SD: The river was a big symbol throughout the book. It always seemed like such a force, always rushing. It felt really important to this story, and this history.
MT: On the Penobscot Nation, the river was literally our border. It was the thing that separated the reservation from the state land or other land we own that [wasn’t] categorized as a reservation. We canoed, we swam when it was safe to swim. Because there was a mill there, too. You would get ear infections and gunk would flow down.

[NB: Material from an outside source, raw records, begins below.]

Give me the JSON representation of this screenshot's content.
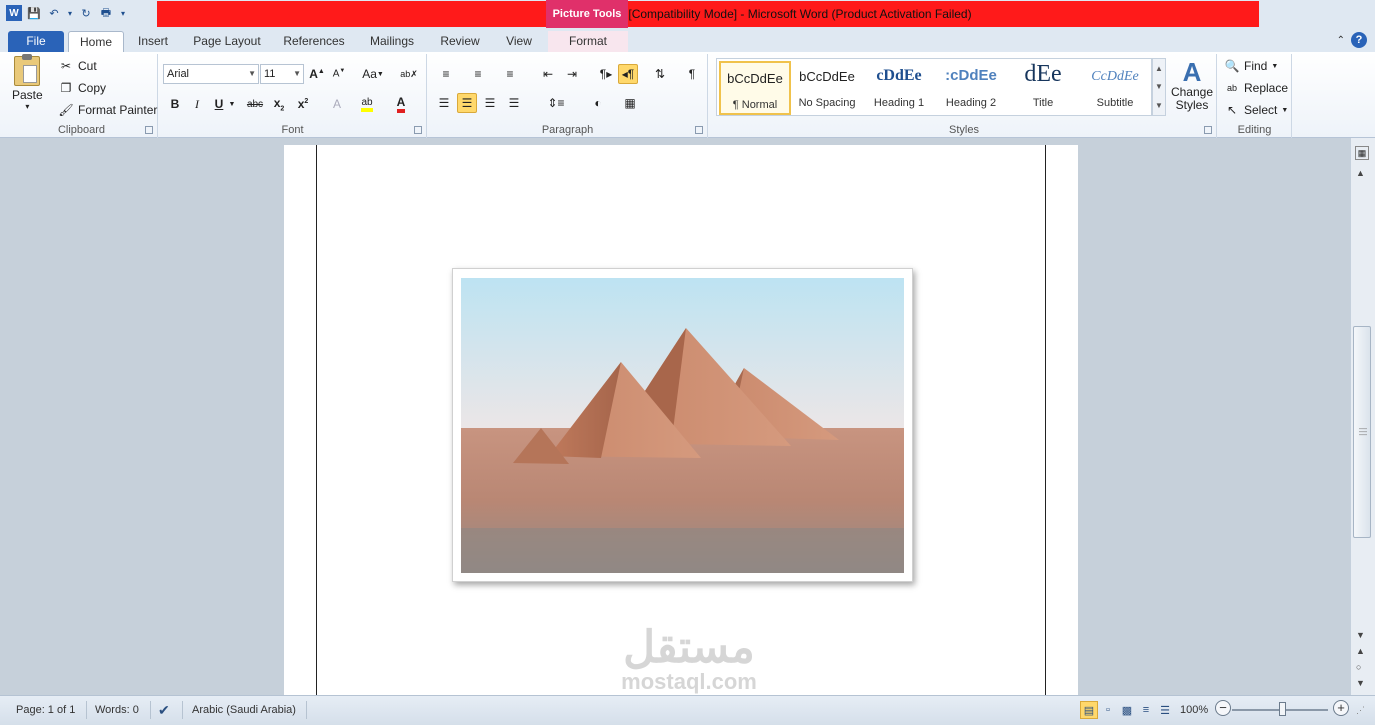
{
  "title_bar": {
    "title": "عطبي [Compatibility Mode]  -  Microsoft Word (Product Activation Failed)",
    "contextual_tab": "Picture Tools",
    "qat_icons": [
      "word-logo-icon",
      "save-icon",
      "undo-icon",
      "redo-icon",
      "print-preview-icon",
      "customize-qat-icon"
    ]
  },
  "tabs": {
    "file": "File",
    "home": "Home",
    "insert": "Insert",
    "page_layout": "Page Layout",
    "references": "References",
    "mailings": "Mailings",
    "review": "Review",
    "view": "View",
    "format": "Format"
  },
  "clipboard": {
    "paste": "Paste",
    "cut": "Cut",
    "copy": "Copy",
    "format_painter": "Format Painter",
    "label": "Clipboard"
  },
  "font": {
    "name": "Arial",
    "size": "11",
    "label": "Font",
    "change_case": "Aa"
  },
  "paragraph": {
    "label": "Paragraph"
  },
  "styles": {
    "label": "Styles",
    "items": [
      {
        "sample": "bCcDdEe",
        "name": "¶ Normal"
      },
      {
        "sample": "bCcDdEe",
        "name": "No Spacing"
      },
      {
        "sample": "cDdEe",
        "name": "Heading 1"
      },
      {
        "sample": ":cDdEe",
        "name": "Heading 2"
      },
      {
        "sample": "dEe",
        "name": "Title"
      },
      {
        "sample": "CcDdEe",
        "name": "Subtitle"
      }
    ],
    "change_styles": "Change Styles"
  },
  "editing": {
    "find": "Find",
    "replace": "Replace",
    "select": "Select",
    "label": "Editing"
  },
  "document": {
    "watermark_arabic": "مستقل",
    "watermark_latin": "mostaql.com"
  },
  "status_bar": {
    "page": "Page: 1 of 1",
    "words": "Words: 0",
    "language": "Arabic (Saudi Arabia)",
    "zoom": "100%"
  }
}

The river has been an important part of my growing up, but also my ancestors. All that water in Maine has been a vital part of the culture. I may get the translation right, I may be wrong. I may get a Facebook message from Carol or Gabe being like, that’s not right at all. But Pαnawαhpskek-, or Penobscot, means “where the water falls off the ledges,” or something like that. It’s an actual image of the river and of a place. When you add “wi” to the end of that, it denotes a person belonging to that place. So pαnawαhpskewi- would be a Penobscot person. It’s, in a way, inseparable from the place itself. You can’t exist without it. A lot of Native languages do that. It might be a certain Sioux language, but there’s a word. It’s ni — “n” “i” — and it means both the self and the land. It depends on the context in which you use the word for it to mean either a person or place.

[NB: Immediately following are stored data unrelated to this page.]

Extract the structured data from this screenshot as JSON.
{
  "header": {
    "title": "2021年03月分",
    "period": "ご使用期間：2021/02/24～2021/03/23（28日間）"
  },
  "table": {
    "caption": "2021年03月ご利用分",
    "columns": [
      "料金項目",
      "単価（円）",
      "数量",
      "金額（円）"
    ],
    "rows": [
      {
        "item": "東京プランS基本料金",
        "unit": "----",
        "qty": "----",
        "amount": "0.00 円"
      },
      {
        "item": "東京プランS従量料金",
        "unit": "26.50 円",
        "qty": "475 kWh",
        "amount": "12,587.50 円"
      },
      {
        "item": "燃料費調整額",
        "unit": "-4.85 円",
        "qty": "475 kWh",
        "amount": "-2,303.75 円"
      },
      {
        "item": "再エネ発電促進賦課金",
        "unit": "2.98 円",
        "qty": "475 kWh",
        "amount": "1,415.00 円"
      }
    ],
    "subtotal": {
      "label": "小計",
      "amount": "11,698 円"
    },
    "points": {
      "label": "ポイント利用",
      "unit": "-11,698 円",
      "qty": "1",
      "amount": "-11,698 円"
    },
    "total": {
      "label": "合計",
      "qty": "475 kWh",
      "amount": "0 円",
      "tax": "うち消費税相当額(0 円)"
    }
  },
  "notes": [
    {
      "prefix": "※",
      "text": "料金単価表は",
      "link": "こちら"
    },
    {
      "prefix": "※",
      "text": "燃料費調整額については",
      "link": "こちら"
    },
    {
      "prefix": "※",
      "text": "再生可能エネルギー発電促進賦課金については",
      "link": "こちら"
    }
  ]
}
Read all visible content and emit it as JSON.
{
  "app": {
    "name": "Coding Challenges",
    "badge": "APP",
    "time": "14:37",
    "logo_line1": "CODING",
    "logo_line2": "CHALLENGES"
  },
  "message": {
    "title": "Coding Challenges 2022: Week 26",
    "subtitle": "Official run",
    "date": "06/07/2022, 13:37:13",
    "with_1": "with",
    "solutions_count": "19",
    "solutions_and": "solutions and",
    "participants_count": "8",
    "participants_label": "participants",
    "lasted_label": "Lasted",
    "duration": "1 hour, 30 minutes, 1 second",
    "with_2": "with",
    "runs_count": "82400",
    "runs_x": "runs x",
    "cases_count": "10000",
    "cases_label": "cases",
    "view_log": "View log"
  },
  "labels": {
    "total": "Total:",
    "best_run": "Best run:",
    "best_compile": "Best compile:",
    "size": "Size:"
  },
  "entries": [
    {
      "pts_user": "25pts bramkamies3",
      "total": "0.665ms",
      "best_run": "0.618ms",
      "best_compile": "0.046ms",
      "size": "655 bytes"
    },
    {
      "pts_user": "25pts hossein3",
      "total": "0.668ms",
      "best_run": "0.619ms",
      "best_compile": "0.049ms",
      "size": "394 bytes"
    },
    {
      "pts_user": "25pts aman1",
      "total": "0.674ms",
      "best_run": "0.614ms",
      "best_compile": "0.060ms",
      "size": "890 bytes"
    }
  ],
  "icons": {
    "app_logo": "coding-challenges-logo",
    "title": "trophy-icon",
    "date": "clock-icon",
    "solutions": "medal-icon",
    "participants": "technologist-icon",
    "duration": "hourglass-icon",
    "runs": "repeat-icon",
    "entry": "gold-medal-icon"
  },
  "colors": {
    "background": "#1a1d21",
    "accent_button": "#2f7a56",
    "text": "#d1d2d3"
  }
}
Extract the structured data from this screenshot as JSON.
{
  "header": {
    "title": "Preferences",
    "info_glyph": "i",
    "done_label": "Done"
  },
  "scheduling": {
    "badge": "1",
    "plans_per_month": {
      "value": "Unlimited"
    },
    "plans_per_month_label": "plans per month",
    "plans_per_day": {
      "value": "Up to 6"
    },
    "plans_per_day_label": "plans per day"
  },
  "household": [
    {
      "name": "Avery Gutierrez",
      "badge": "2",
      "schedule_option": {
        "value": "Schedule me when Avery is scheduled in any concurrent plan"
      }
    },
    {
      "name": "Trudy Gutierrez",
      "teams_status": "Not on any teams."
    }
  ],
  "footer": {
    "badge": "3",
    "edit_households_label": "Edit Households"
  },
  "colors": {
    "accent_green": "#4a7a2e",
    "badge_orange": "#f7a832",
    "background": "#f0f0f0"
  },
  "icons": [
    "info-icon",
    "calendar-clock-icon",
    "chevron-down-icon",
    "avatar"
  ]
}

I listed two tribes out of over 600. Here, I’m just generalizing. But for most indigenous people, land is a reflection of oneself. And I think that’s the case with Penobscot, and Passamaquoddy, and Miꞌkmaq and Maliseet in this area. So [the river] was important. I felt like it had to be there. Plus, I love setting. I’m a place writer. I could read setting all day and I’d be satisfied. So that made it easier. Place really is a character. I mean, it does things. It affects us. I’ve always envisioned it as an entity — a thing that can act and can do things.
SD: That feels especially relevant right now — that place cannot be divorced from people.
MT: I feel like fiction can only do so much when it comes to protesting, in a way. It does serve as a form of activism, but I feel like it’s slower going. But I do hope this book also has that push behind it. That it is talking about how sacred place is and it does get people thinking about not putting more dams in, or not destroying waterways, or massive clear cuts of land. All that stuff. I won’t speak as if I’m a super activist guy, but I do hope it does something in that.